Central Asia has the land, the farms, the watering facilities and a modest wage scale in comparison to America or Europe - all that's missing out on is the foreign investment. U.S. investors have the money and access to the knowledge of America's land grant universities. What is specific is that biofuel's market share will grow with time; less specific is who will profit of establishing it as a viable concern in Central Asia.

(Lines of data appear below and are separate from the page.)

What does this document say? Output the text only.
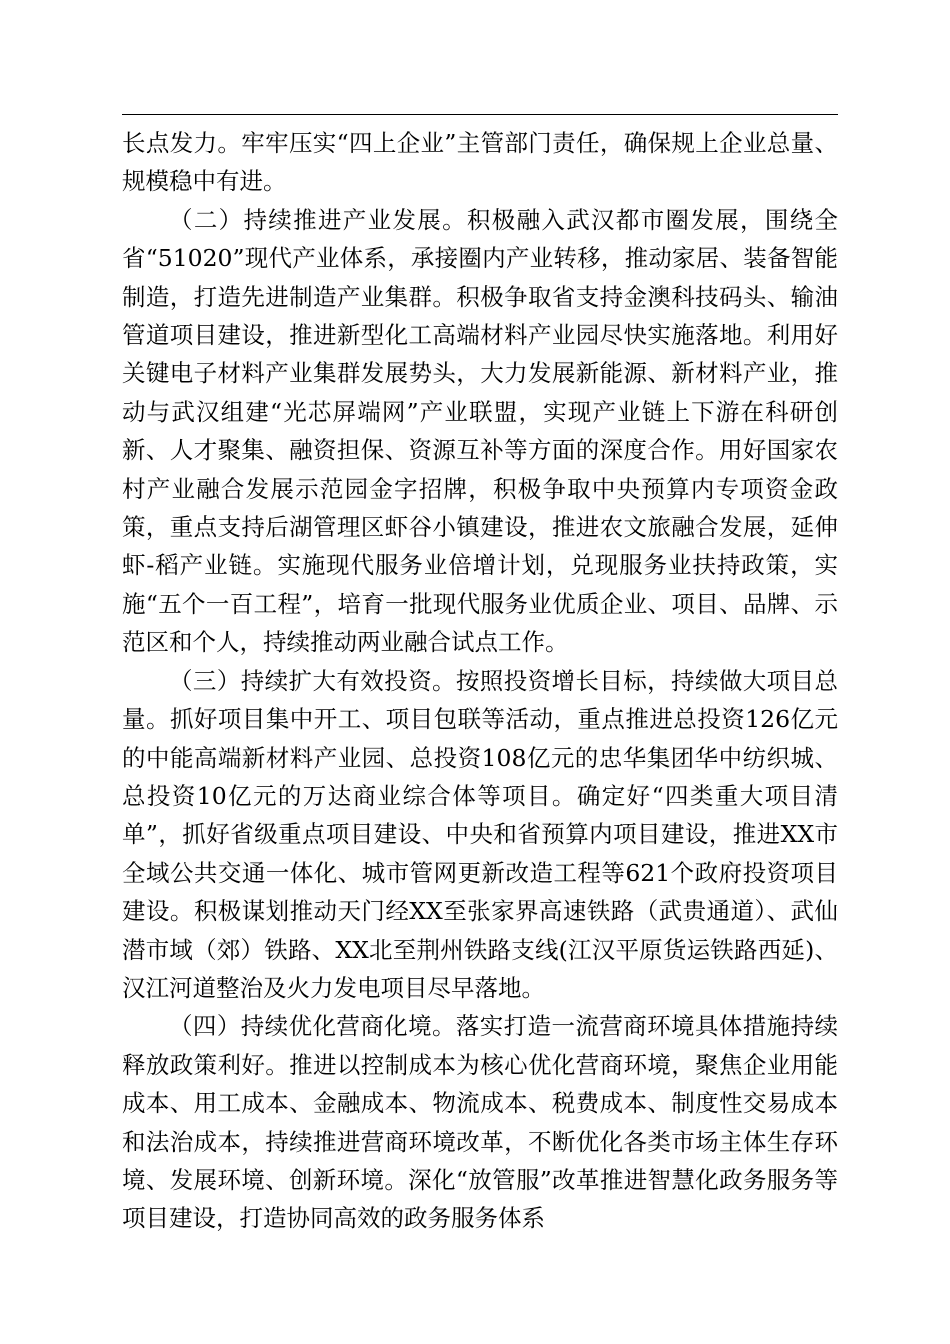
长点发力。牢牢压实“四上企业”主管部门责任，确保规上企业总量、规模稳中有进。

（二）持续推进产业发展。积极融入武汉都市圈发展，围绕全省“51020”现代产业体系，承接圈内产业转移，推动家居、装备智能制造，打造先进制造产业集群。积极争取省支持金澳科技码头、输油管道项目建设，推进新型化工高端材料产业园尽快实施落地。利用好关键电子材料产业集群发展势头，大力发展新能源、新材料产业，推动与武汉组建“光芯屏端网”产业联盟，实现产业链上下游在科研创新、人才聚集、融资担保、资源互补等方面的深度合作。用好国家农村产业融合发展示范园金字招牌，积极争取中央预算内专项资金政策，重点支持后湖管理区虾谷小镇建设，推进农文旅融合发展，延伸虾-稻产业链。实施现代服务业倍增计划，兑现服务业扶持政策，实施“五个一百工程”，培育一批现代服务业优质企业、项目、品牌、示范区和个人，持续推动两业融合试点工作。

（三）持续扩大有效投资。按照投资增长目标，持续做大项目总量。抓好项目集中开工、项目包联等活动，重点推进总投资126亿元的中能高端新材料产业园、总投资108亿元的忠华集团华中纺织城、总投资10亿元的万达商业综合体等项目。确定好“四类重大项目清单”，抓好省级重点项目建设、中央和省预算内项目建设，推进XX市全域公共交通一体化、城市管网更新改造工程等621个政府投资项目建设。积极谋划推动天门经XX至张家界高速铁路（武贵通道）、武仙潜市域（郊）铁路、XX北至荆州铁路支线(江汉平原货运铁路西延)、汉江河道整治及火力发电项目尽早落地。

（四）持续优化营商化境。落实打造一流营商环境具体措施持续释放政策利好。推进以控制成本为核心优化营商环境，聚焦企业用能成本、用工成本、金融成本、物流成本、税费成本、制度性交易成本和法治成本，持续推进营商环境改革，不断优化各类市场主体生存环境、发展环境、创新环境。深化“放管服”改革推进智慧化政务服务等项目建设，打造协同高效的政务服务体系
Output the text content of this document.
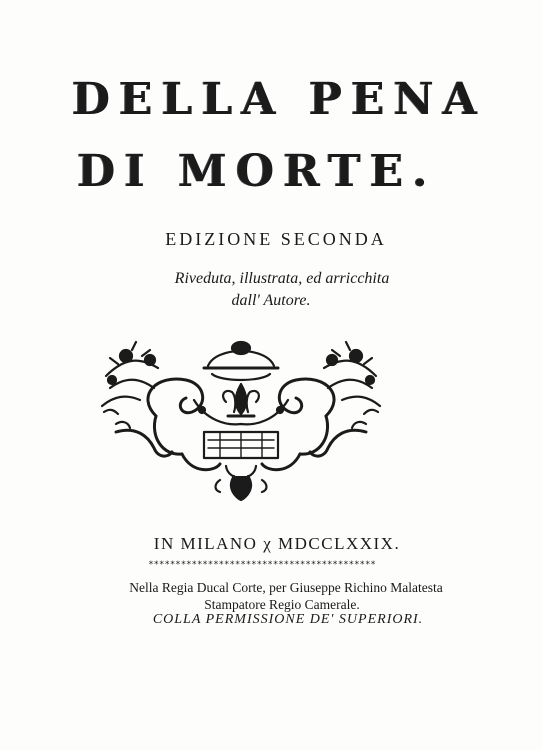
DELLA PENA
DI MORTE.
EDIZIONE SECONDA
Riveduta, illustrata, ed arricchita
dall' Autore.
IN MILANO χ MDCCLXXIX.
******************************************
Nella Regia Ducal Corte, per Giuseppe Richino Malatesta
Stampatore Regio Camerale.
COLLA PERMISSIONE DE' SUPERIORI.
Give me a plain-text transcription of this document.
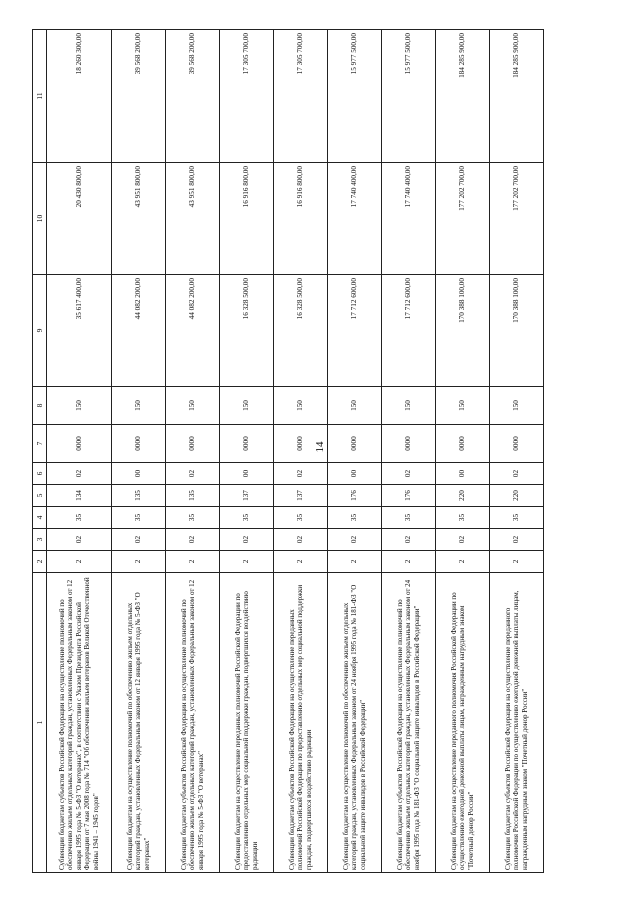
14
1	2	3	4	5	6	7	8	9	10	11
Субвенции бюджетам субъектов Российской Федерации на осуществление полномочий по обеспечению жильем отдельных категорий граждан, установленных Федеральным законом от 12 января 1995 года № 5-ФЗ "О ветеранах", в соответствии с Указом Президента Российской Федерации от 7 мая 2008 года № 714 "Об обеспечении жильем ветеранов Великой Отечественной войны 1941 – 1945 годов"	2	02	35	134	02	0000	150	35 617 400,00	20 430 800,00	18 260 300,00
Субвенции бюджетам на осуществление полномочий по обеспечению жильем отдельных категорий граждан, установленных Федеральным законом от 12 января 1995 года № 5-ФЗ "О ветеранах"	2	02	35	135	00	0000	150	44 082 200,00	43 951 800,00	39 568 200,00
Субвенции бюджетам субъектов Российской Федерации на осуществление полномочий по обеспечению жильем отдельных категорий граждан, установленных Федеральным законом от 12 января 1995 года № 5-ФЗ "О ветеранах"	2	02	35	135	02	0000	150	44 082 200,00	43 951 800,00	39 568 200,00
Субвенции бюджетам на осуществление переданных полномочий Российской Федерации по предоставлению отдельных мер социальной поддержки граждан, подвергшихся воздействию радиации	2	02	35	137	00	0000	150	16 328 500,00	16 916 800,00	17 305 700,00
Субвенции бюджетам субъектов Российской Федерации на осуществление переданных полномочий Российской Федерации по предоставлению отдельных мер социальной поддержки граждан, подвергшихся воздействию радиации	2	02	35	137	02	0000	150	16 328 500,00	16 916 800,00	17 305 700,00
Субвенции бюджетам на осуществление полномочий по обеспечению жильем отдельных категорий граждан, установленных Федеральным законом от 24 ноября 1995 года № 181-ФЗ "О социальной защите инвалидов в Российской Федерации"	2	02	35	176	00	0000	150	17 712 600,00	17 740 400,00	15 977 500,00
Субвенции бюджетам субъектов Российской Федерации на осуществление полномочий по обеспечению жильем отдельных категорий граждан, установленных Федеральным законом от 24 ноября 1995 года № 181-ФЗ "О социальной защите инвалидов в Российской Федерации"	2	02	35	176	02	0000	150	17 712 600,00	17 740 400,00	15 977 500,00
Субвенции бюджетам на осуществление переданного полномочия Российской Федерации по осуществлению ежегодной денежной выплаты лицам, награжденным нагрудным знаком "Почетный донор России"	2	02	35	220	00	0000	150	170 388 100,00	177 202 700,00	184 285 900,00
Субвенции бюджетам субъектов Российской Федерации на осуществление переданного полномочия Российской Федерации по осуществлению ежегодной денежной выплаты лицам, награжденным нагрудным знаком "Почетный донор России"	2	02	35	220	02	0000	150	170 388 100,00	177 202 700,00	184 285 900,00
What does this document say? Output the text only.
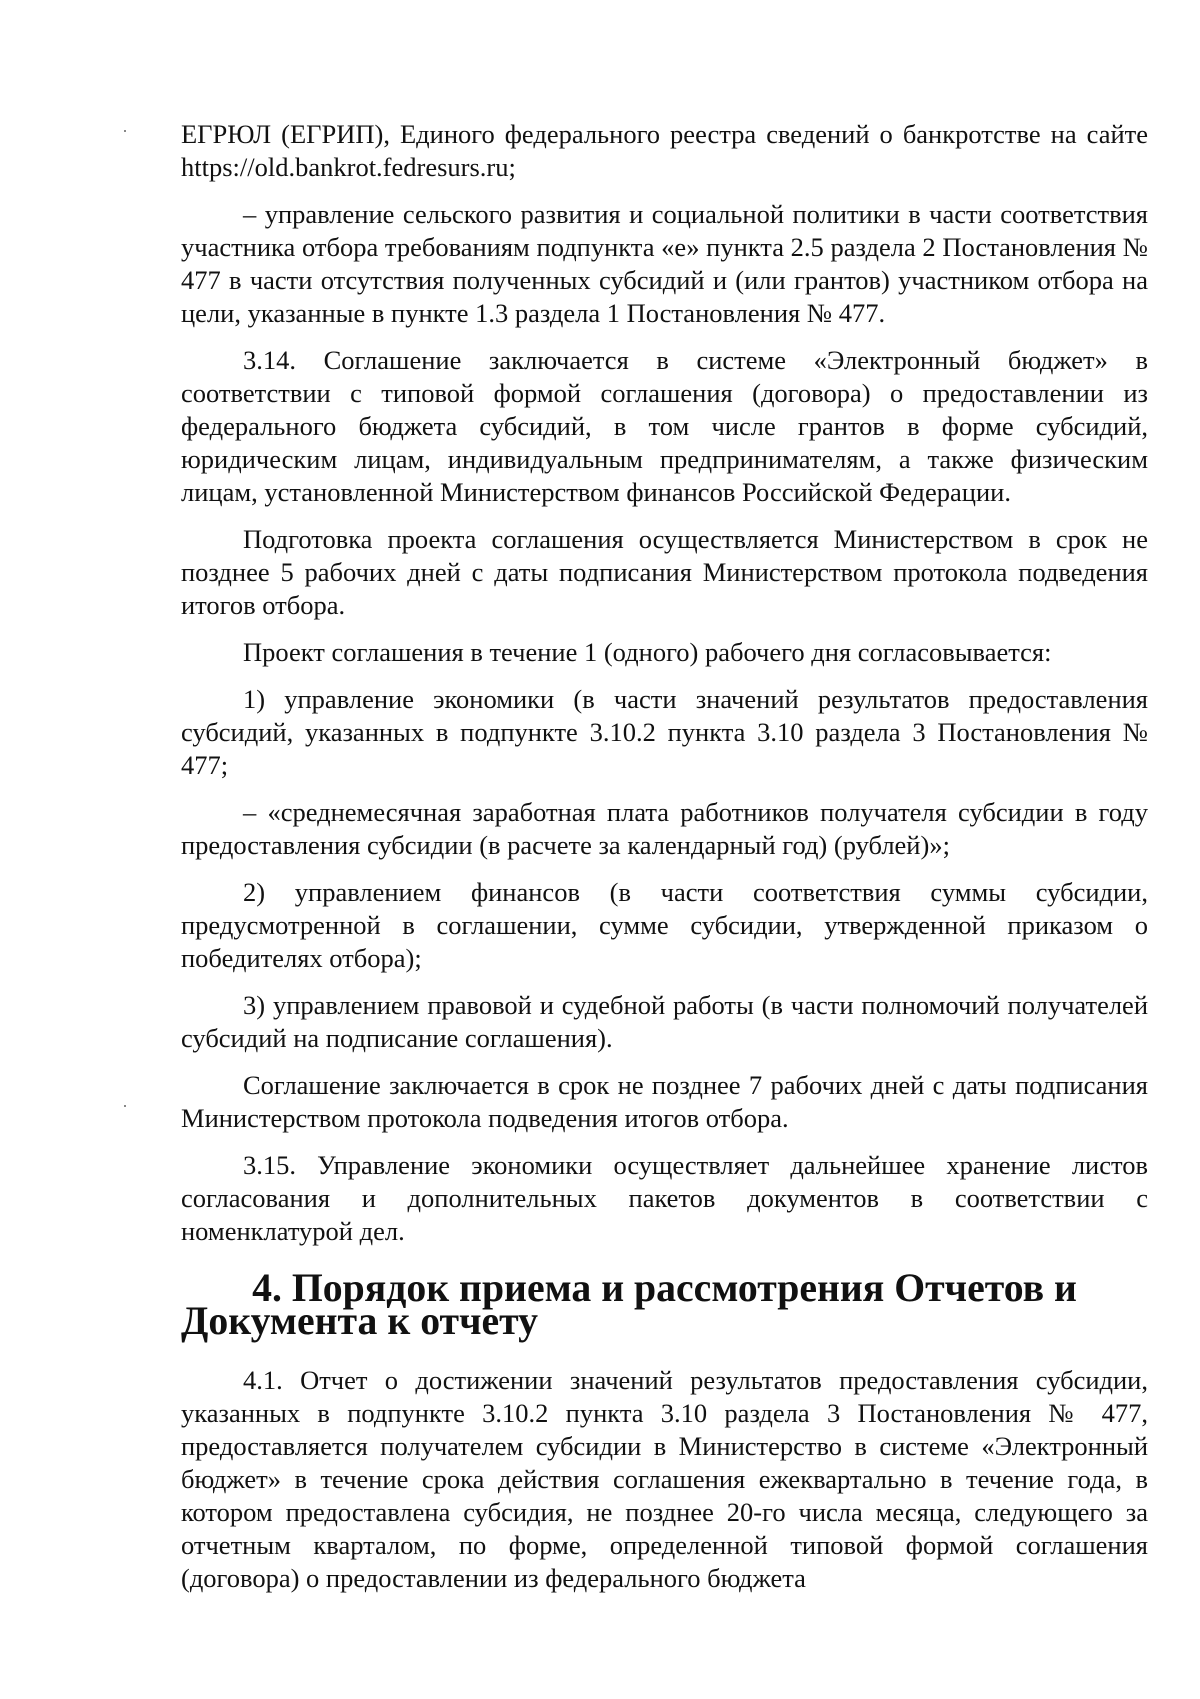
ЕГРЮЛ (ЕГРИП), Единого федерального реестра сведений о банкротстве на сайте https://old.bankrot.fedresurs.ru;

– управление сельского развития и социальной политики в части соответствия участника отбора требованиям подпункта «е» пункта 2.5 раздела 2 Постановления № 477 в части отсутствия полученных субсидий и (или грантов) участником отбора на цели, указанные в пункте 1.3 раздела 1 Постановления № 477.

3.14. Соглашение заключается в системе «Электронный бюджет» в соответствии с типовой формой соглашения (договора) о предоставлении из федерального бюджета субсидий, в том числе грантов в форме субсидий, юридическим лицам, индивидуальным предпринимателям, а также физическим лицам, установленной Министерством финансов Российской Федерации.

Подготовка проекта соглашения осуществляется Министерством в срок не позднее 5 рабочих дней с даты подписания Министерством протокола подведения итогов отбора.

Проект соглашения в течение 1 (одного) рабочего дня согласовывается:

1) управление экономики (в части значений результатов предоставления субсидий, указанных в подпункте 3.10.2 пункта 3.10 раздела 3 Постановления № 477;

– «среднемесячная заработная плата работников получателя субсидии в году предоставления субсидии (в расчете за календарный год) (рублей)»;

2) управлением финансов (в части соответствия суммы субсидии, предусмотренной в соглашении, сумме субсидии, утвержденной приказом о победителях отбора);

3) управлением правовой и судебной работы (в части полномочий получателей субсидий на подписание соглашения).

Соглашение заключается в срок не позднее 7 рабочих дней с даты подписания Министерством протокола подведения итогов отбора.

3.15. Управление экономики осуществляет дальнейшее хранение листов согласования и дополнительных пакетов документов в соответствии с номенклатурой дел.

4. Порядок приема и рассмотрения Отчетов и Документа к отчету

4.1. Отчет о достижении значений результатов предоставления субсидии, указанных в подпункте 3.10.2 пункта 3.10 раздела 3 Постановления № 477, предоставляется получателем субсидии в Министерство в системе «Электронный бюджет» в течение срока действия соглашения ежеквартально в течение года, в котором предоставлена субсидия, не позднее 20-го числа месяца, следующего за отчетным кварталом, по форме, определенной типовой формой соглашения (договора) о предоставлении из федерального бюджета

If the recent past is anything to pass it is unlikely to be American and European financiers, focused as they are on Caspian oil and gas.
But while the Japanese flight experiments suggest Asian interest, American investors have the academic expertise, if they want to follow the Silk Road into developing a brand-new market. Certainly anything that lessens water use and pesticides, diversifies crop production and enhances the great deal of their agrarian population will receive most mindful factor to consider from Central Asia's federal governments, and farming and grease processing plants are not only much less expensive than pipelines, they can be developed quicker.
And jatropha curcas's biofuel potential? Another story for another time.